On Monday, the government of the United Kingdom said that sweetcorn imported from Thailand and tinned mandarins coming from China are among the goods that Britain will scrap higher tariffs on after it leaves the European Union.
Liam Fox, the trade minister of the United Kingdom, said that Britain would transition into British law 43 trade remedies measures that are currently applied to imports that are from outside the European Union. He said that Britain and would scrap another 66 tariffs which were intended to protect the producers of the European Union from unfair competition.
In a statement, Fox disclosed: “The decision on whether to maintain measures was based on whether those measures mattered to the UK. We are scrapping measures that don’t significantly benefit British businesses and this will see savings for people throughout the country.”
He noted that there would be a review of the tariffs to review if some changes will be necessary.
The British government said that the changes are set to be applied starting from the 29th of March if the United Kingdom leaves the European Union without a deal, or starting from the end of a post-Brexit transition period if an agreement is reached.

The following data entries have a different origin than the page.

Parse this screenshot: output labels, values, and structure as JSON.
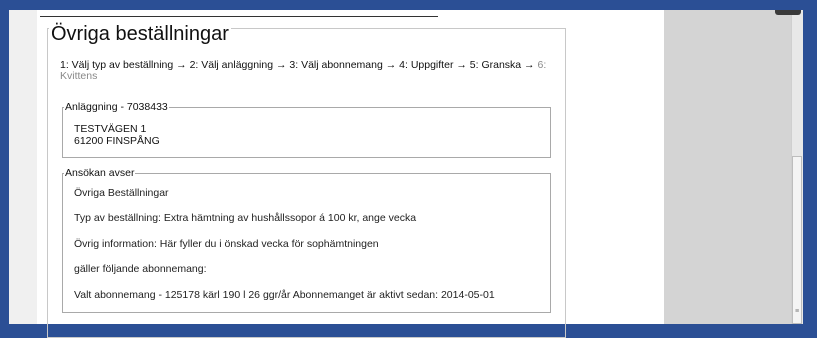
{
  "page": {
    "title": "Övriga beställningar"
  },
  "steps": [
    {
      "label": "1: Välj typ av beställning →",
      "state": "done"
    },
    {
      "label": "2: Välj anläggning →",
      "state": "done"
    },
    {
      "label": "3: Välj abonnemang →",
      "state": "done"
    },
    {
      "label": "4: Uppgifter →",
      "state": "done"
    },
    {
      "label": "5: Granska →",
      "state": "current"
    },
    {
      "label": "6: Kvittens",
      "state": "pending"
    }
  ],
  "anlaggning": {
    "legend": "Anläggning - 7038433",
    "street": "TESTVÄGEN 1",
    "city": "61200 FINSPÅNG"
  },
  "ansokan": {
    "legend": "Ansökan avser",
    "lines": [
      "Övriga Beställningar",
      "Typ av beställning: Extra hämtning av hushållssopor á 100 kr, ange vecka",
      "Övrig information: Här fyller du i önskad vecka för sophämtningen",
      "gäller följande abonnemang:",
      "Valt abonnemang - 125178 kärl 190 l 26 ggr/år Abonnemanget är aktivt sedan: 2014-05-01"
    ]
  },
  "scrollbar": {
    "grip_glyph": "≡"
  },
  "colors": {
    "frame": "#2b4f95",
    "content_bg": "#ffffff",
    "side_pane": "#d4d4d4",
    "border": "#a9a9a9",
    "pending_step": "#888888"
  }
}
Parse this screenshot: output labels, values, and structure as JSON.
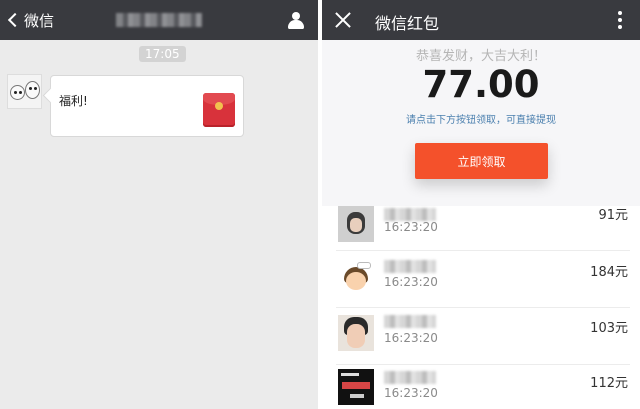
{
  "chat": {
    "back_label": "微信",
    "time": "17:05",
    "message_text": "福利!"
  },
  "redpacket": {
    "title": "微信红包",
    "greeting": "恭喜发财，大吉大利！",
    "amount": "77.00",
    "hint": "请点击下方按钮领取，可直接提现",
    "claim_label": "立即领取",
    "records": [
      {
        "time": "16:23:20",
        "amount": "91元"
      },
      {
        "time": "16:23:20",
        "amount": "184元"
      },
      {
        "time": "16:23:20",
        "amount": "103元"
      },
      {
        "time": "16:23:20",
        "amount": "112元"
      }
    ]
  },
  "colors": {
    "topbar": "#393a3f",
    "chat_bg": "#ebebeb",
    "claim_button": "#f4512b",
    "hint_text": "#4a7fae",
    "red_packet": "#d8323b"
  },
  "icons": [
    "chevron-left-icon",
    "user-icon",
    "red-packet-icon",
    "close-icon",
    "more-vertical-icon"
  ]
}
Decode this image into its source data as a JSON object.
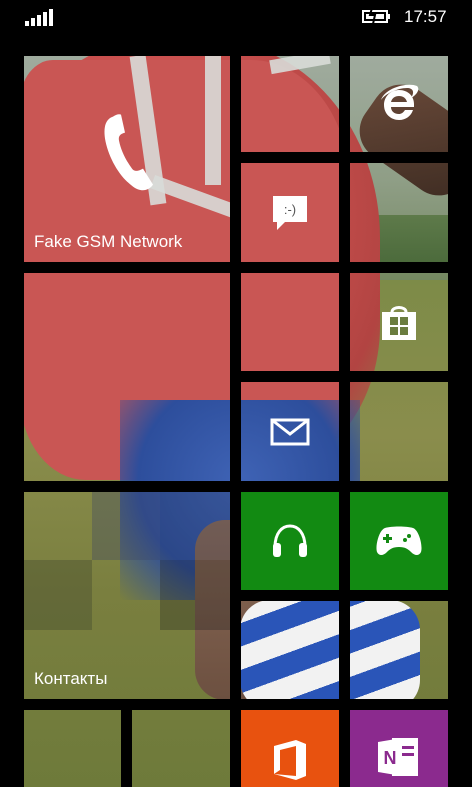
{
  "status_bar": {
    "time": "17:57",
    "signal_icon": "signal-bars-icon",
    "battery_icon": "battery-charging-icon"
  },
  "tiles": {
    "phone": {
      "label": "Fake GSM Network",
      "icon": "phone-icon"
    },
    "ie": {
      "icon": "internet-explorer-icon"
    },
    "messaging": {
      "icon": "messaging-icon"
    },
    "store": {
      "icon": "store-icon"
    },
    "mail": {
      "icon": "mail-icon"
    },
    "music": {
      "icon": "headphones-icon",
      "color": "#128a12"
    },
    "xbox": {
      "icon": "xbox-controller-icon",
      "color": "#128a12"
    },
    "people": {
      "label": "Контакты"
    },
    "office": {
      "icon": "office-icon",
      "color": "#e8520f"
    },
    "onenote": {
      "icon": "onenote-icon",
      "color": "#8b2a8e"
    }
  }
}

The government of the United Kingdom said that 43 such remedies to trading will be maintained. The tariffs that will be maintained are those that cover goods including aluminium wheels, tyres, tableware, kitchenware, and ceramic tiles from China and range of iron and steel products that are from countries such as the United States, Russia, Iran, China, and Brazil.
Products from China, in particular, have been penalised for being dumped on international markets at low prices.
The UK trade department stated: “The measures will protect important industries and safeguard jobs from the risk of low-cost imports at below fair market rates.”
The chief executive of the British Ceramic Confederation, Laura Cohen, stated: “What’s crucial is what’s missing from the Government’s announcement today.”
She continued: “We still do not know what they are going to do with those underlying, most favoured nation tariffs, onto which trade remedies are added.”
She added: “If Government drops these to zero in a no-deal Brexit, then ceramic tiles and tableware, and many thousands of other goods manufactured in this country will be in jeopardy because a flood of imports will cause untold damage to our domestic markets.”